By definition, a centroid is the geometric center of any geometry. When a centroid is weighted, the "center" is pulled towards areas with higher weights (For example, if one side of a city has a higher population, its weighted center would be closer to the side with more people). It uses a defined data field as weights for each point, and calculates the arithmetic mean position of the points with the bias.
  1. From the Citi Bike layer ANALYSIS tab, click + from Your worflow, to add a second analysis to the chain.

  2. Select the Find centroid of geometries analysis.

    • Enable the CATEGORIZE option and choose cluster_no.
    • Enable the WEIGHTED BY option and choose count.
    • Enable the AGGREGATE option from the Value aggregation section, and choose SUM by the count column. This is the count of user station visits for each bike station.
    • APPLY the analysis.

The analysis confirmation dialog displays which columns from your dataset were updated. The result is seven points as weighted centers of clusters for servicing the most frequented stations with the vans.

Centroid analysis option

Are you having trouble visualizing the results? Change the basemap style to DARK MATTER (LITE) and notice how the seven points are much more visible.

Styling Results

To apply even more style enhancements, you can style these centroids BY VALUE and choose one of the updated columns from your dataset. This helps display where the weighted centers are located, in relation to the most frequently used bike stations.

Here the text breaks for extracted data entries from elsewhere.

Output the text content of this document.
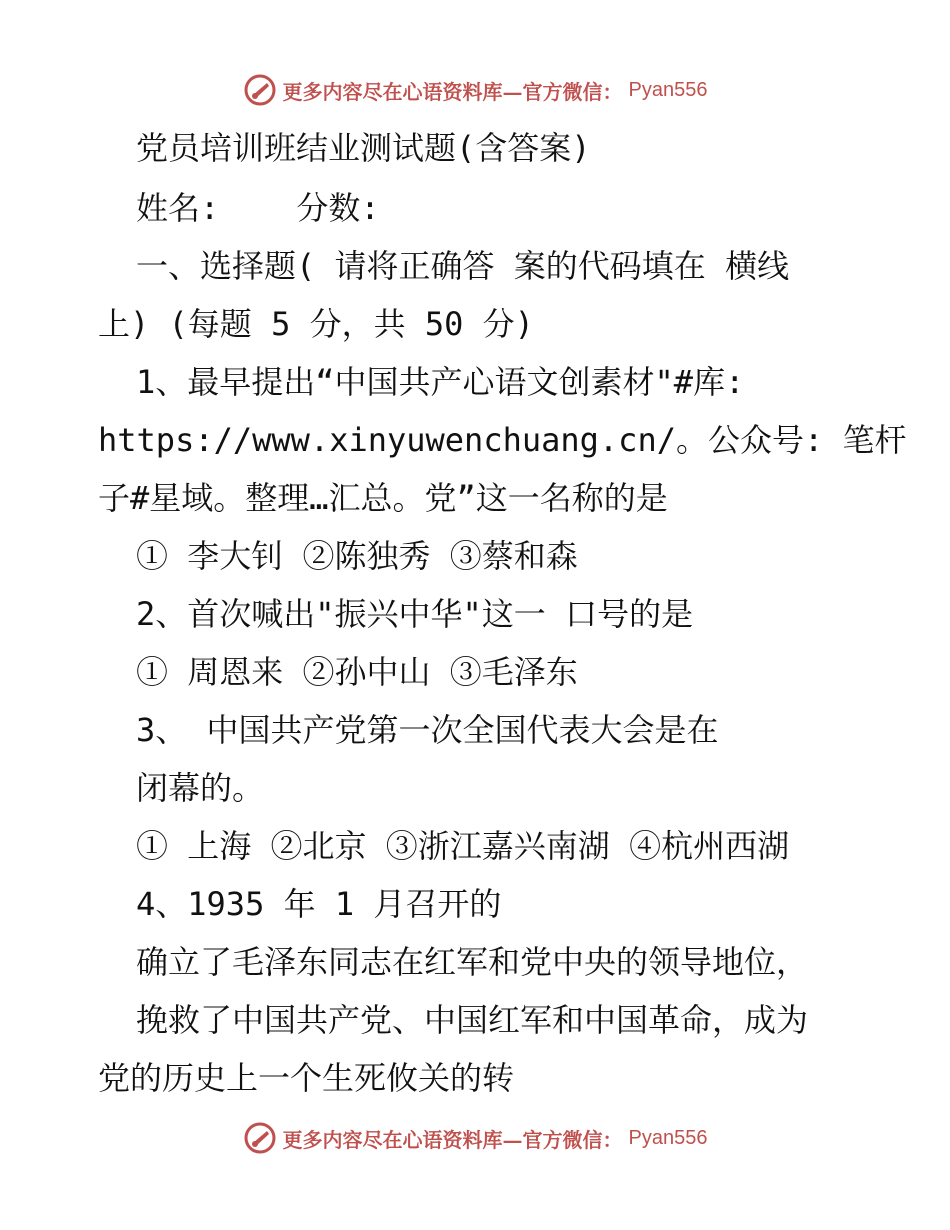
更多内容尽在心语资料库—官方微信： Pyan556
党员培训班结业测试题(含答案)
姓名:    分数:
一、选择题( 请将正确答 案的代码填在 横线
上) (每题 5 分，共 50 分)
1、最早提出“中国共产心语文创素材"#库:
https://www.xinyuwenchuang.cn/。公众号: 笔杆
子#星域。整理…汇总。党”这一名称的是
① 李大钊 ②陈独秀 ③蔡和森
2、首次喊出"振兴中华"这一 口号的是
① 周恩来 ②孙中山 ③毛泽东
3、 中国共产党第一次全国代表大会是在
闭幕的。
① 上海 ②北京 ③浙江嘉兴南湖 ④杭州西湖
4、1935 年 1 月召开的
确立了毛泽东同志在红军和党中央的领导地位，
挽救了中国共产党、中国红军和中国革命，成为
党的历史上一个生死攸关的转
更多内容尽在心语资料库—官方微信： Pyan556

To visualize and style analysis results as a separate layer, there is a shortcut to create a new layer directly from the LAYERS pane in Builder.
  • Click and drag A1 Clusters from the Citi Bike map layer and drop it below the Citi Bike layer.

    Create new layer from analysis

A new map layer is created, B Citi Bike, displaying all of the centroids in the cluster of stations. Style this layer BY VALUE using the cluster_no column to visualize how the regions are defined geographically, according to the most frequented stations.

Download the final .carto file from the "Download resources" of this guide, and explore the advanced cartography applied. The Connect with lines analysis was also applied, and used to create a new layer, to clearly link between the stations that would be serviced (clusters), and the re-balance van that they would be serviced by (centroids).

External Resources

If you are interested in using the underlying functions in the SQL view of Builder, you can find centroids of polygon geometries (or clusters) with the SQL ST_Centroid query. View the PostGIS ST_Centroid documentation for details.